Russia’s Luna-25 mission, intended to mark the nation’s return to lunar exploration after nearly half a century, crashed while attempting to land on the Moon. 

The Luna-25 spacecraft, the first moon mission attempted by Russia since 1976, appears to be in jeopardy as an “abnormal situation” occurred during an attempt to move the craft into a pre-landing orbit. 

“On August 19, in accordance with the flight program of the Luna-25 spacecraft, an impulse was provided for the formation of its pre-landing elliptical orbit,” Russia’s state space corporation, Roscosmos, announced on Telegram on August 19, 2023. “According to the results of a preliminary analysis, due to the deviation of the actual parameters of the impulse from the calculated ones, the device switched to an off-design orbit and ceased to exist as a result of a collision with the lunar surface.” 

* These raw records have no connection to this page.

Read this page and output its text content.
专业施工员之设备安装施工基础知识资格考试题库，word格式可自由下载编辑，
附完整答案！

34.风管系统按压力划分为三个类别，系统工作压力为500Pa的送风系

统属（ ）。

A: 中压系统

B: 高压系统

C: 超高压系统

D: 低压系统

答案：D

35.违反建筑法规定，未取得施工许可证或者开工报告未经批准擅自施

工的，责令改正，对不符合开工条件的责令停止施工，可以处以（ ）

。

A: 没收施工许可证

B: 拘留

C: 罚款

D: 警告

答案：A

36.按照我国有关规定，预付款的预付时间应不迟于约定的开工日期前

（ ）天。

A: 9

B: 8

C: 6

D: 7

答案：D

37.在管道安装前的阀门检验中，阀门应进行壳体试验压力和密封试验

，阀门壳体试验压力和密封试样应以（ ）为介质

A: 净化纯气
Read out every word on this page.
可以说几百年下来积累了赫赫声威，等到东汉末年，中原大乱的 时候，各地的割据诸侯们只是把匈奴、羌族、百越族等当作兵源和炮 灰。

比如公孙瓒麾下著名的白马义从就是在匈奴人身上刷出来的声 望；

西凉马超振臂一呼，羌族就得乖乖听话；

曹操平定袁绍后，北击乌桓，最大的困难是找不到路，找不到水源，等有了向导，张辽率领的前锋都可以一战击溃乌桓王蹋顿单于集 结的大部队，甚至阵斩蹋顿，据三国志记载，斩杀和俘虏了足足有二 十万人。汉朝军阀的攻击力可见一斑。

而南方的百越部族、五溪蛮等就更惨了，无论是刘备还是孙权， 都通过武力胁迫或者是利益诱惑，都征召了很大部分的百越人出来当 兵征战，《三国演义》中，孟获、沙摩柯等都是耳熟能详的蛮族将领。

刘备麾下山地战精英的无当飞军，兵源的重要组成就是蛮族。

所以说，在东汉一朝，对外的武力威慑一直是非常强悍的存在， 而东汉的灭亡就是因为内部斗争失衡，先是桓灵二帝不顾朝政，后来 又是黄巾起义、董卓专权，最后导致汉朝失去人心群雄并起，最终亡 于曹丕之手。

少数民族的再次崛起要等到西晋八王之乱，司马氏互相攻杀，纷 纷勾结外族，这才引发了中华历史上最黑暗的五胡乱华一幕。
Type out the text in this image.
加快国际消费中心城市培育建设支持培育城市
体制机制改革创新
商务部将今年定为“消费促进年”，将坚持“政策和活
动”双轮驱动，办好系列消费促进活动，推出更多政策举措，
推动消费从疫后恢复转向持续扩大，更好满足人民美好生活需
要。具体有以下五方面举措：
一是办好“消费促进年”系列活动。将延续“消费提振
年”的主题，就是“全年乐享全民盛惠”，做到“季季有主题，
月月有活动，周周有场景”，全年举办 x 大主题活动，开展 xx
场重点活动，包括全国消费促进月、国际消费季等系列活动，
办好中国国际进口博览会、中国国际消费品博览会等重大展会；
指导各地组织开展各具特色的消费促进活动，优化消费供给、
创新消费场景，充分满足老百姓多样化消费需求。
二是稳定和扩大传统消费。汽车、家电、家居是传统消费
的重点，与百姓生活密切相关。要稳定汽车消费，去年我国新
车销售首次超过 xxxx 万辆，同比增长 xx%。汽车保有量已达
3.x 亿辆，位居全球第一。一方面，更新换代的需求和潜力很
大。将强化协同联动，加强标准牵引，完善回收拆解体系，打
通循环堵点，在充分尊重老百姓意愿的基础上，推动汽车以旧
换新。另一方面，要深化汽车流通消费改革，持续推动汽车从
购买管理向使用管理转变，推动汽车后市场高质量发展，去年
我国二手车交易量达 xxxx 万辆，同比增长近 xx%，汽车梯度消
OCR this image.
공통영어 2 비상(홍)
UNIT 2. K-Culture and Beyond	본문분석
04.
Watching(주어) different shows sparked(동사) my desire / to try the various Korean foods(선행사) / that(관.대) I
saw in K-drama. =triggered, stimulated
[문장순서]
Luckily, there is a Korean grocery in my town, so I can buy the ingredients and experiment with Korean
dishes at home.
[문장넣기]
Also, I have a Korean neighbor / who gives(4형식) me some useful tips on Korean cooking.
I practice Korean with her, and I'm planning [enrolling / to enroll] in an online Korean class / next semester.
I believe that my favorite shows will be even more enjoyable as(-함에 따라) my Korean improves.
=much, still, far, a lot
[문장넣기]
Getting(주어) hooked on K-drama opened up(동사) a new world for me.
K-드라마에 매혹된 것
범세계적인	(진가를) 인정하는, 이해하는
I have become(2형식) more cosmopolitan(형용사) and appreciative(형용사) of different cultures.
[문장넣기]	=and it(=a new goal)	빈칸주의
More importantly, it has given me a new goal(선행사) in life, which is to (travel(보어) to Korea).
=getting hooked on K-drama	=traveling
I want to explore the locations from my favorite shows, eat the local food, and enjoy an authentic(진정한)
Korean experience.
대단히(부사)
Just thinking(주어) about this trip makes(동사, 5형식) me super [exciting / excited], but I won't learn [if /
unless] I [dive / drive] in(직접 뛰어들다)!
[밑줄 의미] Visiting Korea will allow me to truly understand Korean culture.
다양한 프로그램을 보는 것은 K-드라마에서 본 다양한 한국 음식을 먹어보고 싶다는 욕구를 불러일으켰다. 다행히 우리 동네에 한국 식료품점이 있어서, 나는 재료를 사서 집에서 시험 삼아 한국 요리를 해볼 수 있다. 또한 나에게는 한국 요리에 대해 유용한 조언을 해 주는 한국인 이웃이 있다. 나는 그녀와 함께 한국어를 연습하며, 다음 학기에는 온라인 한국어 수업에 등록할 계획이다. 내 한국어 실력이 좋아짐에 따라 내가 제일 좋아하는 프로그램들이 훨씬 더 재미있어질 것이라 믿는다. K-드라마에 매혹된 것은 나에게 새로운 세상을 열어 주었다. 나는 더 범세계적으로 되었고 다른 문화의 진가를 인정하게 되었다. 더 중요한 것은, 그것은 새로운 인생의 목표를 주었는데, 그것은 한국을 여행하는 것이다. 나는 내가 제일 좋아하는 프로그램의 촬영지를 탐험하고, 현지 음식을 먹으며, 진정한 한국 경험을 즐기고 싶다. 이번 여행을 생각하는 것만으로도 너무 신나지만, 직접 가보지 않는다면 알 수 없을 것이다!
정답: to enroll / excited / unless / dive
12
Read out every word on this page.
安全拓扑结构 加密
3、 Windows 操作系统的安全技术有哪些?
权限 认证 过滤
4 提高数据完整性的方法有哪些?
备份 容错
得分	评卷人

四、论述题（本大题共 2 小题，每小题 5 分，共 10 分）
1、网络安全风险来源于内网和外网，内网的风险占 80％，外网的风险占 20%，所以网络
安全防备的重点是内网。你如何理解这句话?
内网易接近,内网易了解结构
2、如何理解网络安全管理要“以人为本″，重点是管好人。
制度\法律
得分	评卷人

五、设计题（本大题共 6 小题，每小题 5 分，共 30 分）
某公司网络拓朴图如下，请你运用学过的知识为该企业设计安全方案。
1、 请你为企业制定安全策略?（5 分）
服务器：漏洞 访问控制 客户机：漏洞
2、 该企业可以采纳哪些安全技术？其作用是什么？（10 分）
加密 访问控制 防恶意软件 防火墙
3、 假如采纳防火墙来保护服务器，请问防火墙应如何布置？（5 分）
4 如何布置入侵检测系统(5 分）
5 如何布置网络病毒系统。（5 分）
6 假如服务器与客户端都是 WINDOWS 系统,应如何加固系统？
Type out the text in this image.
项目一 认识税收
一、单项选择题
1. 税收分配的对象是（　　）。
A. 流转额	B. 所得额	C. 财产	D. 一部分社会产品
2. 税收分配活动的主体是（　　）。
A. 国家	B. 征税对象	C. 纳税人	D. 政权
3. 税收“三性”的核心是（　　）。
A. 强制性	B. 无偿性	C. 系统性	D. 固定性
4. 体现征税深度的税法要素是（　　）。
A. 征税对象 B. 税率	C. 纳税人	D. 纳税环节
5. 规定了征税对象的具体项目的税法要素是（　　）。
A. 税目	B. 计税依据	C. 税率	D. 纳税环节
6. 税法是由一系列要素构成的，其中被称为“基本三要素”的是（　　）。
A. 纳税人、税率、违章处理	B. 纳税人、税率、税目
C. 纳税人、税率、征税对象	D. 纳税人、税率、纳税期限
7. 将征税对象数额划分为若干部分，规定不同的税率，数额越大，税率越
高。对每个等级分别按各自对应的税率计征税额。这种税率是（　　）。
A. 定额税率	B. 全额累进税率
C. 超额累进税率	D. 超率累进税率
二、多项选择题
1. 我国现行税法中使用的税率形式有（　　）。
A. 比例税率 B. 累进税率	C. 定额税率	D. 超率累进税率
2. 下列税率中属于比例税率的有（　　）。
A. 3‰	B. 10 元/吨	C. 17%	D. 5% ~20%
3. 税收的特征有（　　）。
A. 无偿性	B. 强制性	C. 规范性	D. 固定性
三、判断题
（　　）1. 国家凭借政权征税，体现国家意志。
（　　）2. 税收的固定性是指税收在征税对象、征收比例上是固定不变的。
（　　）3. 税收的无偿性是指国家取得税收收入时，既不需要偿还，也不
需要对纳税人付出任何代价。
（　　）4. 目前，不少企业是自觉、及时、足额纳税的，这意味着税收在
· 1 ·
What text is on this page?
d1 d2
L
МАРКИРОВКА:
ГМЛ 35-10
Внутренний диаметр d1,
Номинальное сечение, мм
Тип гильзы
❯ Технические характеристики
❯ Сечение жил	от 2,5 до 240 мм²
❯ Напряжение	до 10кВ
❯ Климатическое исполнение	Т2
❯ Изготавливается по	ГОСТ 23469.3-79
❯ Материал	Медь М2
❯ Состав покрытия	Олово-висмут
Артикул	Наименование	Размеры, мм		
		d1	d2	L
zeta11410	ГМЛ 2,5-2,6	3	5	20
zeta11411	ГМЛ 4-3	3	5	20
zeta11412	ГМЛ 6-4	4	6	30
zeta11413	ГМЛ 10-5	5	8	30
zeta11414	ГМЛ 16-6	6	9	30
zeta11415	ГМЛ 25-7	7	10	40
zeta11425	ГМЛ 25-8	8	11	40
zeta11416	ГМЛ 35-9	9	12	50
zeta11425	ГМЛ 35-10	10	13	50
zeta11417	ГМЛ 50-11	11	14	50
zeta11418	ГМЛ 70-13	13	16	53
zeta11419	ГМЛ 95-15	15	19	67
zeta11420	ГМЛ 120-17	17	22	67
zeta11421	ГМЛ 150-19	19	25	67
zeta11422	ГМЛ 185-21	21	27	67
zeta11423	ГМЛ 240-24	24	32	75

This development comes just days before the spacecraft was scheduled to execute a soft landing on the moon’s south pole.

The Luna-25 mission was initially scheduled for August 2022, later delayed to July 2023, and then held up again due to ground control infrastructure tests. The Russian lander was aiming to touch down at the south pole of the Moon.

The primary objectives were to demonstrate landing technology and collect rock samples, with a specific focus on detecting traces of frozen water. Russia plans to eventually establish a permanent presence on the Moon.